Cross-examined by Mr Sweetman—Had seven men engaged in saving the wreck, claimed £10 for that duty and was awarded £15; had the same number engaged saving the cargo, but they were not employed so long.
W. H. Warriner, examined—Was employed by Captain Martin to take charge of the cargo; was engaged seventeen days including seven nights on that duty; on three of these nights travelled to Cullenstown a distance of seven miles, ie, three and a half going and same returning, for which he claims £10.
Cross-examined by Mr Sweetman—Although the Coast Guard and his eight men were in charge, he took charge, also; the Captain told witness to discharge the Coast Guards; he was after being six days employed; put in a salvage claim for the wreck, amount £15 and was awarded £4; the period that he was employed looking after the wreck was the very time that he was engaged in looking after the cargo; took down the number of the timber and the number of the men employed.
Lieutenant Lett observed that in consequence of Mr Warriner’s statement he felt it his duty to state the cargo was salved when he (Mr Warriner) said that the services of the Coast Guards were not required.

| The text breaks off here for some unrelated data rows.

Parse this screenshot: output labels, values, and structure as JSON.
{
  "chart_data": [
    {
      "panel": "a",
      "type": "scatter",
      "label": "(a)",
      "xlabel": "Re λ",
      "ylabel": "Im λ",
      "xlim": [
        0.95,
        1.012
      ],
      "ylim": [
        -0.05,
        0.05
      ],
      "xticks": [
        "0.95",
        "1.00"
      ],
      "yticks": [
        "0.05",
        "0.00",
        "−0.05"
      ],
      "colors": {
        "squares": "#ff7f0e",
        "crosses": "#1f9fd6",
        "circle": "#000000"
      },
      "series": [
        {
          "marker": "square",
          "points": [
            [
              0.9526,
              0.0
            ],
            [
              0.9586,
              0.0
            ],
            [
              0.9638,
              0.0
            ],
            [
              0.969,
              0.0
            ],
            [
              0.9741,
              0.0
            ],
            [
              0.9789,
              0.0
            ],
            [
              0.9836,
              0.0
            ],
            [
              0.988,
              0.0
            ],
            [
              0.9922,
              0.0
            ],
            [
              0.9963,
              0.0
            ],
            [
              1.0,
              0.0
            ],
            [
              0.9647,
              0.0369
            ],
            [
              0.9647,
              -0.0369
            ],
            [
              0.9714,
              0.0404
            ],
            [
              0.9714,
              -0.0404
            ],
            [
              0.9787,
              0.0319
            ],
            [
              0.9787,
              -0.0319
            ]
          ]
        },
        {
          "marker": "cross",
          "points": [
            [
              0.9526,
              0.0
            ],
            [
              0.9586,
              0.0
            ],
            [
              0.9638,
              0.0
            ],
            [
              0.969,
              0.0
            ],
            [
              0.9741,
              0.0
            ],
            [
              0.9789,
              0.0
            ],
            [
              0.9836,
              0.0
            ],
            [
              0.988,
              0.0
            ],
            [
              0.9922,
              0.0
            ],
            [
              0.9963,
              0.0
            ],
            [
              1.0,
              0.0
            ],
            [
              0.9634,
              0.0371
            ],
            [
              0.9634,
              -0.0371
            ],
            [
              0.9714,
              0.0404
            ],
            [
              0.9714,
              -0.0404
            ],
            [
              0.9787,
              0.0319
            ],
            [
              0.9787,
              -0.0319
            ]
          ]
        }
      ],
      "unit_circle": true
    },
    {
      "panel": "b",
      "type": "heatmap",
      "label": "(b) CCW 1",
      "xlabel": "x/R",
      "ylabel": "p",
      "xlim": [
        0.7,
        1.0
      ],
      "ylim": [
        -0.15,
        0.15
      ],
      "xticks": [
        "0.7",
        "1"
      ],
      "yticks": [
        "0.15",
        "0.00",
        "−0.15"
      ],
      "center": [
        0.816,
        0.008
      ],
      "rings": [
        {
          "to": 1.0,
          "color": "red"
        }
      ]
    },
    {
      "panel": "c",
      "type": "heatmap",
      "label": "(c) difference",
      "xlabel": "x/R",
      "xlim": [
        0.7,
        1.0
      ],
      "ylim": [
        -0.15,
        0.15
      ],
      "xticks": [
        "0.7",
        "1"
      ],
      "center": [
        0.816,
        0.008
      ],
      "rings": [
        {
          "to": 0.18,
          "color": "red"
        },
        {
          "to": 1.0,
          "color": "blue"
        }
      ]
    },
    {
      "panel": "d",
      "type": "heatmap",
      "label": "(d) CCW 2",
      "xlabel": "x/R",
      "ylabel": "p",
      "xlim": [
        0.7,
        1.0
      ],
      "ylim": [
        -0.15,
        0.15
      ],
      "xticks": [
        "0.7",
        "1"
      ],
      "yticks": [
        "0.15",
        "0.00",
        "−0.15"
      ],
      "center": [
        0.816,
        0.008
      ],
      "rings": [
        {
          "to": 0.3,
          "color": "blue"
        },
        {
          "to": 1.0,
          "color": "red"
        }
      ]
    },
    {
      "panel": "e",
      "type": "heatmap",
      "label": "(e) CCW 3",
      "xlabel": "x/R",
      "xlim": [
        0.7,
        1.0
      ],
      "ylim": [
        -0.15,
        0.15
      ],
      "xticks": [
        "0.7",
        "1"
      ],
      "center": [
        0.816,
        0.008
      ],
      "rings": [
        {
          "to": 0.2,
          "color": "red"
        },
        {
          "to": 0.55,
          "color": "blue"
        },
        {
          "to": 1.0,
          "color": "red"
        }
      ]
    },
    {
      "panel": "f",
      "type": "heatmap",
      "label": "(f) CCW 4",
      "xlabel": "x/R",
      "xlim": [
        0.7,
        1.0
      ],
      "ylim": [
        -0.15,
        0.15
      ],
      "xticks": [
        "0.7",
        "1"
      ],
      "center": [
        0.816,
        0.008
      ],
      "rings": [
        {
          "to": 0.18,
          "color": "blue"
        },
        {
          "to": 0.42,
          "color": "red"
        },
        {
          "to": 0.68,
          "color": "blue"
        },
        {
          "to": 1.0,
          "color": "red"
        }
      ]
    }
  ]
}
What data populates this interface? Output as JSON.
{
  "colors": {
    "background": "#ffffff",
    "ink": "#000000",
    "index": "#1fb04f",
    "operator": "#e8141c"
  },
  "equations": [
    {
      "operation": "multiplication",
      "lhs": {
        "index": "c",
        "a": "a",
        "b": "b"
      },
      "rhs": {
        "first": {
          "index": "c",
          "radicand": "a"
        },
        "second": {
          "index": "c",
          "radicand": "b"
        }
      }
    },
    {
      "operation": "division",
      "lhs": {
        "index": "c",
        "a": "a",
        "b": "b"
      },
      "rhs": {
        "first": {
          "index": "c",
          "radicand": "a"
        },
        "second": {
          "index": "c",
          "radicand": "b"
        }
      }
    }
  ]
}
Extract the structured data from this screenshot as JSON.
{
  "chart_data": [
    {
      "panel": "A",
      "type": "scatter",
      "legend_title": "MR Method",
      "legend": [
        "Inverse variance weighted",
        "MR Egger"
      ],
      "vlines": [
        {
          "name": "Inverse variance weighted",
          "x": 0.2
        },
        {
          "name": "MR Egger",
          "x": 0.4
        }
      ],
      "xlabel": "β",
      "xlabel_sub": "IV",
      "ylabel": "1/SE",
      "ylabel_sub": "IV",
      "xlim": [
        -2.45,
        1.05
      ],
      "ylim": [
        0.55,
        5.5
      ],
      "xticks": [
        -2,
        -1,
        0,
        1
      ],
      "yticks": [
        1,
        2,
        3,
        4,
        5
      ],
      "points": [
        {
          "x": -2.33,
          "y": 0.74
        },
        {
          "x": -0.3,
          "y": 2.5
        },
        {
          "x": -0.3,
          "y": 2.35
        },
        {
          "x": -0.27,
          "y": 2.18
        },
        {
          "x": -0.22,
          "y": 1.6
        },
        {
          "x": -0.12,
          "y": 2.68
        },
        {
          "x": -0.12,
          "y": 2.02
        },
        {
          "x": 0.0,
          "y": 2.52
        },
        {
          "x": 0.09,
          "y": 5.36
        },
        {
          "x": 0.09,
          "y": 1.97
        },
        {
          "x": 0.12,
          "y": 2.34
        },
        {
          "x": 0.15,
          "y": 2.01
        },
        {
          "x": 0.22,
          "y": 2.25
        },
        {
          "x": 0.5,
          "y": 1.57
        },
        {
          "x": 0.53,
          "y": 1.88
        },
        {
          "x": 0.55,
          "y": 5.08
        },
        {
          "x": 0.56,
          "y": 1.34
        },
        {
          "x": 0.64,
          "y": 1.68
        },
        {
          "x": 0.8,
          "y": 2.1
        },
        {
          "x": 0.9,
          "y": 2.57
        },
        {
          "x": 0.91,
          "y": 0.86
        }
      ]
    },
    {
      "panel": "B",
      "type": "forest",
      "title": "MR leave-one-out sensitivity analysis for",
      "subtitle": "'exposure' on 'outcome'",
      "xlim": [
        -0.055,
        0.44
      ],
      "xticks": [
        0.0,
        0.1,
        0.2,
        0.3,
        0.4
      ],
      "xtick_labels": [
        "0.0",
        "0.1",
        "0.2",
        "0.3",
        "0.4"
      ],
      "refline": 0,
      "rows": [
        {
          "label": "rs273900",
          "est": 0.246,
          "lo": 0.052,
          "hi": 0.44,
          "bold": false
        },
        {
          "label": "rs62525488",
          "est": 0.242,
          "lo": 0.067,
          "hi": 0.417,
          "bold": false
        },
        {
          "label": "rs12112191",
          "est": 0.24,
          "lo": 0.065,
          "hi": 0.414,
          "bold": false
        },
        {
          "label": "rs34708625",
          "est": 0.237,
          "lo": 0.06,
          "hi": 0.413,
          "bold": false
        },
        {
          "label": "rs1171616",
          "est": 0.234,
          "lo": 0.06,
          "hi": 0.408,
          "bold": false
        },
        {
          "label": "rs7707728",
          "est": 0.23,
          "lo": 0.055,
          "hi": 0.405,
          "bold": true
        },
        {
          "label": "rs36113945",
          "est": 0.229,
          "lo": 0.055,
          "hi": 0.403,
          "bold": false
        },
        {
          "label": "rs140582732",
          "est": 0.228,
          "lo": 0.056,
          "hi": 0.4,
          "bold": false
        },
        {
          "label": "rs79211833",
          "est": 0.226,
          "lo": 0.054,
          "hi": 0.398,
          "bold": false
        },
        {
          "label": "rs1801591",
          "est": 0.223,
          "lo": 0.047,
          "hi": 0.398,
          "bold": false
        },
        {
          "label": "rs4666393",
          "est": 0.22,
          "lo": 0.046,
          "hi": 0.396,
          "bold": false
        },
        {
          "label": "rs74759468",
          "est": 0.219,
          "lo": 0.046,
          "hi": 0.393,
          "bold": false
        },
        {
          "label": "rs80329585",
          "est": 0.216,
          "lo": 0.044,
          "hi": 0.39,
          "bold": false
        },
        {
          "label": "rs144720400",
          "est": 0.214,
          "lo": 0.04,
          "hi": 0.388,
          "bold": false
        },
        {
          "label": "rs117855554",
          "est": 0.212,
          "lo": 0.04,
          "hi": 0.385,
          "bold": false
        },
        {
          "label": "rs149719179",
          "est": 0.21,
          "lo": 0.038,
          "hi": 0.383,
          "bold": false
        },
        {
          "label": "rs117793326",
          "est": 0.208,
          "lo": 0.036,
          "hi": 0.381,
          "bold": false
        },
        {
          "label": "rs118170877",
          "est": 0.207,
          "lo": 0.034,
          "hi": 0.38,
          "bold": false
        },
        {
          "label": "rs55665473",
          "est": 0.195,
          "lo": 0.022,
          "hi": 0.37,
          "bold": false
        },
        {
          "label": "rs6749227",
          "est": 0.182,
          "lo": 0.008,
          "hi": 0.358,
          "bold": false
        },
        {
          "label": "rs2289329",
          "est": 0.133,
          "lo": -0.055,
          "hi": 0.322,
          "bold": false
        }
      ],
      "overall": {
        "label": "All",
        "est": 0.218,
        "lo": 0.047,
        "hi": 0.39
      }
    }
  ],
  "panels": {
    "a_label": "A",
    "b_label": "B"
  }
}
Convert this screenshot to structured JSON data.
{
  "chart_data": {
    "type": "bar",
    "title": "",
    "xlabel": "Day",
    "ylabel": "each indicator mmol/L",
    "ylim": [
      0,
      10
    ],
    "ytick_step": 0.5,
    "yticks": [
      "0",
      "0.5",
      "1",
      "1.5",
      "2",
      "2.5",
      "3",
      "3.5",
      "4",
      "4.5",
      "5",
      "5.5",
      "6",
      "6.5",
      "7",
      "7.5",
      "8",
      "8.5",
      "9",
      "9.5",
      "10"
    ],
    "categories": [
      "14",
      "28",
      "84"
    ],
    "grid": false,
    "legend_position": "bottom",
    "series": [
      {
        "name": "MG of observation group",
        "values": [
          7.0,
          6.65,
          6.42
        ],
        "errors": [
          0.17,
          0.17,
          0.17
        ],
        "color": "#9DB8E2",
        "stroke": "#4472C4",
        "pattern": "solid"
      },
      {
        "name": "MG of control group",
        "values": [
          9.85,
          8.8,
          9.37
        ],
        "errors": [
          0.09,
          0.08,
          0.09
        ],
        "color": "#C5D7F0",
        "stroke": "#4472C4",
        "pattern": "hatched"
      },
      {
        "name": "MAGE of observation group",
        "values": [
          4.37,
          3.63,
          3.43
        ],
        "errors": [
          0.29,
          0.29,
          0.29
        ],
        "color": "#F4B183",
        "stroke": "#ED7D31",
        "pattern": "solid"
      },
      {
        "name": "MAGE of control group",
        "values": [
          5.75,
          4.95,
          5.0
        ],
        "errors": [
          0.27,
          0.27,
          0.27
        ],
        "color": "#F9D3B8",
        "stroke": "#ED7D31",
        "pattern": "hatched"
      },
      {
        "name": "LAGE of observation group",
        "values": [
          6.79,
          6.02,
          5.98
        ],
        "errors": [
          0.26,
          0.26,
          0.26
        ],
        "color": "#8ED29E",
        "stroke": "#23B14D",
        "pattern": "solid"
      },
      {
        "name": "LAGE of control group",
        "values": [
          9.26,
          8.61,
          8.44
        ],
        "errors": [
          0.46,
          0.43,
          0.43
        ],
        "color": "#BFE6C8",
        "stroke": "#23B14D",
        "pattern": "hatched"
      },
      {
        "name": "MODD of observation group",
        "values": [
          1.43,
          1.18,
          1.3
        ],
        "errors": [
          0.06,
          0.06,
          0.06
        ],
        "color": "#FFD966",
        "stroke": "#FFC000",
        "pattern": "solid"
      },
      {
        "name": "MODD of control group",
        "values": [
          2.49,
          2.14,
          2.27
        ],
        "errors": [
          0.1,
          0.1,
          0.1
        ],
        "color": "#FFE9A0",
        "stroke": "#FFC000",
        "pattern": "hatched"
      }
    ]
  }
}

The case having been closed and the room having been cleared of witnesses, the Magistrates remained in deliberation for some time and announced their adjudication as follows:–to the Coast Guards, £10; to Mr Warriner, £4.
Solicitor for the Owners—D. P. Sweetman, Esq.,”
The above is not easily to comprehend in these times: the value of the timber salvaged would hardly pay all those involved in the salvage plus the legal expenses! David Percy Sweetman was the son of Laurence Sweetman of Ballymackessy, Clonroche and his wife the former Eliza Kehoe daughter of the Dublin shipping magnate, Michael Kehoe who was a native of Coolhull, Bannow. Eliza Sweetman was buried in the cemetery at Carrig with her parents. The Magistrate John Greene was variously editor and proprietor of The Wexford Independent and, also, a landlord. He was a comparatively humane man and championed a cause close to my own heart—that of preventing cruelty to animals.
The wrecking of ships of all kinds, in atrocious weather, is a constant theme of newspaper reports in that by-gone ear.